Cyberwarfare, nel mirino finiscono le infrastrutture
Il Comitato ristretto per l’intelligence, l’organismo parlamentare che sovrintende le attività di intelligence degli Stati Uniti, ha recentemente evidenziato in un rapporto i rischi per le infrastrutture che potrebbero arrivare da un attacco informatico su larga scala. Il paper punta il dito soprattutto contro Cina e Russia, che mai come ora, si legge nel rapporto, sono state così allineate negli obiettivi e nei propositi. “I rischi per la sicurezza nazionale degli Stati Uniti – si legge nelle battute iniziali del paper – si espanderanno e si diversificheranno nell’anno in corso, guidati in parte dalla volontà di Cina e Russia di competere ancor più intensamente con Stati Uniti e relativi alleati”. Lo sviluppo delle nuove tecnologie, prosegue il rapporto, “porterà a nuovi rischi e opportunità”.
Il rischio arriva da lontano, da decenni di attività di cyber spionaggio che hanno consentito di “raccogliere informazioni e definire le nostre infrastrutture essenziali”. La minaccia principale è forse quella della Cina, definita “l’avversario più attivo in attività di cyber spionaggio contro il governo e le aziende degli Stati Uniti”. I timori riguardano soprattutto possibili attacchi informatici che “possono avere effetti distruttivi, seppur localizzati e temporanei, su infrastrutture essenziali come condutture di gas naturale”. Stessa preoccupazione anche sul fronte russo, visto che già nel 2015 e nel 2016 Mosca si era resa protagonista in Ucraina di simili operazioni: un eventuale attacco alla rete elettrica potrebbe provocare danni sensibili in un’area ben localizzata. “Mosca sta mappando le nostre infrastrutture fondamentali con l’obiettivo a lungo termine di essere nelle condizioni di provocare un danno sostanziale”, afferma chiaramente il rapporto.
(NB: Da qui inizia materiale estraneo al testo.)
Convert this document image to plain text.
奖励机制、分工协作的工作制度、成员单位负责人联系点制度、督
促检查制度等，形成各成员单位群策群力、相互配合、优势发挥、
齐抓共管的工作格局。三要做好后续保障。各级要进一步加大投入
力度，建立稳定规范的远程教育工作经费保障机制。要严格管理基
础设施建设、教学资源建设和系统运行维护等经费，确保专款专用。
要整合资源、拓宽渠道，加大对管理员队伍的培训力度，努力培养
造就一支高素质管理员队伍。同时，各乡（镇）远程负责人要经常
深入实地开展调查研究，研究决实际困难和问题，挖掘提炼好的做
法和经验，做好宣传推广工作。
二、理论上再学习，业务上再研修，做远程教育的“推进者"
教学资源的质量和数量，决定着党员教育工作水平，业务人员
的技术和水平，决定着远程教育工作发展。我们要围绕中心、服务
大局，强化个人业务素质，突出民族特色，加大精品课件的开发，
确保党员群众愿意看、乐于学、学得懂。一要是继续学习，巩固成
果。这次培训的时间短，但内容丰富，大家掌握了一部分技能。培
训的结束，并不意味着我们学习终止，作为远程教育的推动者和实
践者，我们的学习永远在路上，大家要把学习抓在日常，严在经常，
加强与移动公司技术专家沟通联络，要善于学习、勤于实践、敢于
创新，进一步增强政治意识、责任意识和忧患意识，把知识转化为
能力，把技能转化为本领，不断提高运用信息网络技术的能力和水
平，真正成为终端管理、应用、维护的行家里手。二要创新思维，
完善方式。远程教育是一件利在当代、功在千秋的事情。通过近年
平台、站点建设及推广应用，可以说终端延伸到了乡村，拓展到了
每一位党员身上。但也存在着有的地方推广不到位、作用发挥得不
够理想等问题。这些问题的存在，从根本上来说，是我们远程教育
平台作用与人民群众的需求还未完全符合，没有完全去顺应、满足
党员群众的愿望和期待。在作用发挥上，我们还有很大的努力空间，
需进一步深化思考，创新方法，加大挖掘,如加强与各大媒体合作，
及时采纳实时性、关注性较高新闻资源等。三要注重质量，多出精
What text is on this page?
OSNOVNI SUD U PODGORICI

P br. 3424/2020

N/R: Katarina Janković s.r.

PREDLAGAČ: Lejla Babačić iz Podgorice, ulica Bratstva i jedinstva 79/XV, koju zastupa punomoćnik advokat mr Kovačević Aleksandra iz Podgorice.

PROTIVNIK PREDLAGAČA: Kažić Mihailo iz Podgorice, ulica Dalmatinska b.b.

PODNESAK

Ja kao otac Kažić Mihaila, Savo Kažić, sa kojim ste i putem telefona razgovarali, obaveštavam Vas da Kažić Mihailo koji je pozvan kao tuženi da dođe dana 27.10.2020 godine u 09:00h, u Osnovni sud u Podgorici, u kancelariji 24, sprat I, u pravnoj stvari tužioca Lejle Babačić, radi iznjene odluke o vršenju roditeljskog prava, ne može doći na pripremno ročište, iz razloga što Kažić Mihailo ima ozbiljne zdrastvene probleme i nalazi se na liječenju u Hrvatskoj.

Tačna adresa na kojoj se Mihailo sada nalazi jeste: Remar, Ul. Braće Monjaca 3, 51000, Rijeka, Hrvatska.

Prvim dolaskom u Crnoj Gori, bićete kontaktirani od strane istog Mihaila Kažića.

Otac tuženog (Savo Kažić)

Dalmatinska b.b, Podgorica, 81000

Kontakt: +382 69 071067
Minacce simili arrivano anche da Iran e Corea del Nord. Se tuttavia le infrastrutture essenziali sembrano restare il bersaglio principale di Teheran, per il regime di Pyonyang la tattica potrebbe essere ben più semplice: usare le proprie abilità informatiche per derubare istituzioni finanziarie e generare profitti. Il rapporto parla di tentativi di “sottrarre più di 1,1 miliardi di dollari a istituzioni finanziarie in tutto il mondo”. Nel 2017, tanto per citare un caso, un gruppo di hacker nordcoreani era riuscito a intrufolarsi nel sistema informatico della Banca centrale del Bangladesh e da lì aveva fatto partire richieste di trasferimento di denaro alla Federal Reserve di New York che avevano fruttato un bottino di 81 milioni di dollari.
Sullo sfondo restano poi le minacce di semplici criminali, più o meno organizzati, che potranno effettuare incursioni per rubare denaro o, in alternativa, pretendere riscatti anche ingenti. “Le loro operazioni – spiega il rapporto – potrebbero colpire infrastrutture fondamentali degli Stati Uniti come ospedali, istituti finanziari, organismi governativi e servizi essenziali”. La sempre più diffusa presenza di strumenti per attacchi cyber potrà inoltre incrementare “il rischio di errate attribuzioni di responsabilità e risposte sbagliate da parte di governi e soggetti privati”. In altre parole, la possibilità di errate ritorsioni è elevata.
Il rapporto si sofferma infine sul rischio di interferenze nelle imminenti tornate elettorali. La minaccia riporta alla mente le polemiche, mai sopite, di un presunto intervento dell’intelligence russa nelle elezioni presidenziali statunitensi del 2016. E pone l’imminente tornata del 2020 sotto una luce sinistra. “I competitor globali quasi certamente cercheranno di influenzare l’opinione pubblica online per indebolire le istituzioni democratiche, minare le alleanze e le partnership degli Stati Uniti e indirizzarne le politiche”, osserva il rapporto. In particolare, oltre al rischio di una manipolazione diretta dei dati elettorali, l’intelligence si sofferma sulla possibilità che vengano utilizzati strumenti di information warfare di ultima generazione, come video deep fake, per fomentare campagne d’odio contro gli Stati Uniti o i suoi alleati.